The three candidates, nonetheless, offer each of these countries a chance to galvanize locally as well as hunt for votes from other blocs not eligible to front the chair. The deputy AUC chair will go to the north, while three other regions; south, west and central will compete for the remaining commissioner positions.

Youssouf, 59, is credited with conflict resolution through dialogue and negotiation in discharging his duties and is multilingual, fluent in French, English and Arabic. His campaign team includes some regional political experts, including, incidentally, a veteran Somali diplomat.

Kenya has already embarked on shuttle diplomacy, mounting a campaign team drawn from both President William Ruto’s side and Odinga’sAzimio la Umoja Kenya Coalition.

Ruto and Odinga have sought the support of EAC heads of State and government as well as others beyond the bloc, the latest being the Ghana President Nana Akufo-Addo.

The campaign, however, is set to officially commence next month once all interested candidates submit their applications.

“The African Union Executive Council today unanimously adopted a critical decision that it is the turn of the Eastern Africa region to submit candidates for the position of Chairperson of the African Union Commission. The elections will be held in February 2025,” the statement dated March 15, 2024, read in part.

(The East African)

Ethiopia earns over $600 mln from agri exports in eight months

The Ethiopian government has announced that it has generated USD 617 million from the export of selected agricultural products in eight months.

The Ethiopian Ministry of Trade and Regional Integration, in a press statement, disclosed that the revenue was earned from the export of commodities monitored by the ministry such as soybean, red kidney beans, mung beans and sesame seed.
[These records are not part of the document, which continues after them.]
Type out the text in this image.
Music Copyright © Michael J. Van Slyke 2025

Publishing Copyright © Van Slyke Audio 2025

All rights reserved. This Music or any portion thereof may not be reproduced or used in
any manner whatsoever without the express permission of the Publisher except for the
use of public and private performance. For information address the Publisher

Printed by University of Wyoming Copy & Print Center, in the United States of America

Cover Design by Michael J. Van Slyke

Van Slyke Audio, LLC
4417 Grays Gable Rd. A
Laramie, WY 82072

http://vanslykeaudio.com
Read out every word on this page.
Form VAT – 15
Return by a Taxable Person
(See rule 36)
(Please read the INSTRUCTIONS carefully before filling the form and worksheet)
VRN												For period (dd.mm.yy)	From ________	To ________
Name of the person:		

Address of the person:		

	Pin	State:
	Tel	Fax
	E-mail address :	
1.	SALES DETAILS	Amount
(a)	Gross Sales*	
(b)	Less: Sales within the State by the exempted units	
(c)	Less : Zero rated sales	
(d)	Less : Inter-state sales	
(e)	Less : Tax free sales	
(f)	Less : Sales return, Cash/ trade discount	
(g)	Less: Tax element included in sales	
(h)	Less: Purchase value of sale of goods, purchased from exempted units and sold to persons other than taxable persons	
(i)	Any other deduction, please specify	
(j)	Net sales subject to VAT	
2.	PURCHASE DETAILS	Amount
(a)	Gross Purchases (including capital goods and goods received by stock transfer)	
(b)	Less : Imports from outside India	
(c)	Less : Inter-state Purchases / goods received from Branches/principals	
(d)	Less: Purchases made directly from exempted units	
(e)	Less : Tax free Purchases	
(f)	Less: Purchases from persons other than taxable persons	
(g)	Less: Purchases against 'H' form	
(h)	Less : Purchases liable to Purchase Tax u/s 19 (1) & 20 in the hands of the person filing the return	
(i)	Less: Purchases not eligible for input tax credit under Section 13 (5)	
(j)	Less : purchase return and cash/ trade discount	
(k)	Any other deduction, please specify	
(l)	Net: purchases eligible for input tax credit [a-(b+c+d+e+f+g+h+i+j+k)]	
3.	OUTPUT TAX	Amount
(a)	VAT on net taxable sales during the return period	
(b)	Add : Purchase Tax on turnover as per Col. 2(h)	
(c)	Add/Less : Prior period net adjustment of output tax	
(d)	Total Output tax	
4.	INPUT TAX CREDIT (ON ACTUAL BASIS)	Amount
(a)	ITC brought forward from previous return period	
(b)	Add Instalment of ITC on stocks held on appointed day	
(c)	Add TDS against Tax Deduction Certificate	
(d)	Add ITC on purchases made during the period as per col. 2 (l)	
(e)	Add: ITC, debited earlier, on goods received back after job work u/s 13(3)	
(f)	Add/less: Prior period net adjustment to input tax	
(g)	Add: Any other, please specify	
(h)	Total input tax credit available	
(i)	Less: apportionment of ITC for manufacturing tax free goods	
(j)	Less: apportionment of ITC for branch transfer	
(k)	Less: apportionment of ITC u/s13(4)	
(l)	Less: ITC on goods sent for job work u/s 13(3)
The Ministry, which initially planned to generate some USD 705 million export revenue during the first eight months of the current Ethiopian 2023/24 fiscal year that started on July 8, said the USD 617 million export earning accounts for 87.5 percent of the initial target.

Data from the Ministry show that the reported export revenue has registered an increase of about USD 80 million as compared to the same period of the previous Ethiopian 2022/23 fiscal year.

The Ministry attributed the increase in export performance this year to mounting demand for the East African country’s major agricultural export commodities as well as an increase in the country’s sesame seed production output.

(The Star)

Government embarks on repatriating 70,000 Ethiopians stranded in Saudi

In a renewed effort to bring home Ethiopians stranded in Saudi, over 840 people have arrived at Bole international airport in two flights on April 12, 24.

The Ethiopian Government is currently closely working with the Kingdom of Saudi Arabia (KSA) on the safe and dignified repatriation of 70,000 Ethiopian nationals going though harsh living conditions in the Gulf State. The repatriation is part of the bigger citizen-centered diplomacy endeavors of Ethiopia through the Ministry of Foreign Affairs and Embassies and Consulates overseas. Reports from our diplomatic and consular missions in Saudi indicate that, the number of Ethiopian migrants stranded in the various detention centers is increasing from time to time, currently reaching 70,000. To ameliorate the ever worsening condition, the Governments of Ethiopia and Saudi Arabia have a constant basis facilitated high-level discussions. Several diplomatic notes have also been exchanged to reach an agreement to bring back home undocumented Ethiopians languishing in various prisons in different regions of Saudi in a reasonable period of time.

The Ministry of Foreign Affairs took the initiative to arrange a meeting for a discussion with pertinent governmental ministerial offices that are more responsible for the repatriation, reunification, and rehabilitation of returnees and decided to repatriate 1200 returnees per day and 4 days in a week by using four chartered flights. With this schedule it is expected to end the repatriation program within three months.